하위 노드와 supervisor 노드 연결

In [28]:
research_graph = StateGraph(ResearchTeamState)
research_graph.add_node("Search", search_node)
research_graph.add_node("WebScraper", research_node)
research_graph.add_node("supervisor", supervisor_agent)

# Define the control flow
research_graph.add_edge("Search", "supervisor")
research_graph.add_edge("WebScraper", "supervisor")
research_graph.add_conditional_edges(
    "supervisor",
    lambda x: x["next"],
    {"Search": "Search", "WebScraper": "WebScraper", "FINISH": END},
)


research_graph.add_edge(START, "supervisor")
chain = research_graph.compile()


# The following functions interoperate between the top level graph state
# and the state of the research sub-graph
# this makes it so that the states of each graph don't get intermixed
def enter_chain(message: str):
    results = {
        "messages": [HumanMessage(content=message)],
    }
    return results


research_chain = enter_chain | chain

Research Team 구조

In [29]:
from IPython.display import Image, display

display(Image(chain.get_graph(xray=True).draw_mermaid_png()))

<IPython.core.display.Image object>

PodCast Team 생성

In [30]:
# PodcastTeam 그래프 상태
class PodcastTeamState(TypedDict):
    messages: Annotated[List[BaseMessage], operator.add]
    team_members: List[str]
    next: str
    script: List[dict]
    audio_segments: List[str]

podcast_plan_system="""
You are tasked with creating a structured script for a podcast episode. 
The script should consist of a series of interactions between the host and the guest based on the provided topic and information from the research.
IMPORTANT NOTE: The podcast should have 2 or more speakers to have a conversation.
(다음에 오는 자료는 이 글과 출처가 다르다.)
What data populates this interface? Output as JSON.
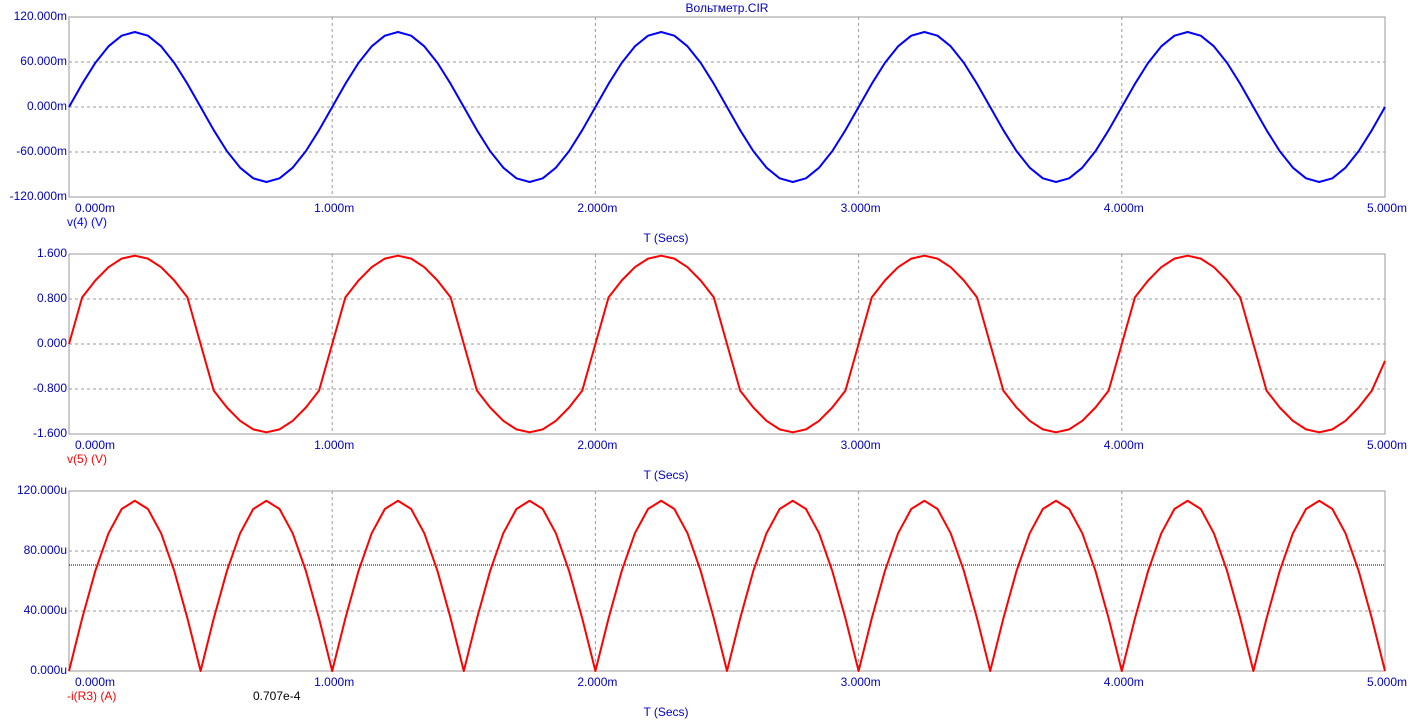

For each part of the dialogue, clearly specify whether it's the host speaking or the guest. Also, assign a suitable voice model for text-to-speech conversion for each segment. Use the following voice models based on the character:

- Host segments: Use the 'alloy' voice model.
- Guest segments: Use the 'fable' voice model.

The output should be a list where each item is a dictionary with keys 'speaker', 'text', and 'voice', indicating the speaker (host or guest), their line of dialogue, and the voice model to use.

Example output format:
[
    {"speaker": "host", "text": "Welcome to our podcast, where we explore the latest in technology.", "voice": "alloy"},
    {"speaker": "guest", "text": "Thank you for having me, it's great to be here to share my experiences.", "voice": "fable"},
    {"speaker": "host", "text": "Can you tell us about your current project?", "voice": "alloy"},
    {"speaker": "guest", "text": "Certainly! I've been working on a new AI platform that...", "voice": "fable"},
    ...
]

Your task is to generate a similar structured script in **KOREAN**,
ensuring each dialogue segment between the host and guest is well-defined and allocates the appropriate voice model for the text-to-speech conversion process.

"""
podcast_planner_agent = create_react_agent(
    llm, state_modifier=podcast_plan_system,tools=[tavily_tool]
)
podcast_planner_node = functools.partial(agent_node, agent=podcast_planner_agent, name="PodcastPlanner")

# AudioProducer 에이전트
audio_producer_system="""
You are responsible for producing the final audio for the podcast episode. 
Take the structured script provided by the Podcast Planner, which contains segments marked with 'speaker' (either 'host' or 'guest'), the 'text' for each segment, and the 'voice' model to use.

For each segment, use the 'text_to_speech' tool to generate audio, specifying the 'text' and 'voice' as provided. 
Ensure each segment is saved as a separate audio file.

After generating all segments, use the 'edit_podcast_audio' tool to combine these audio files into one seamless podcast episode. 
The audio files should be combined in the order they are provided in the script, with appropriate pauses between segments to simulate a natural conversation flow.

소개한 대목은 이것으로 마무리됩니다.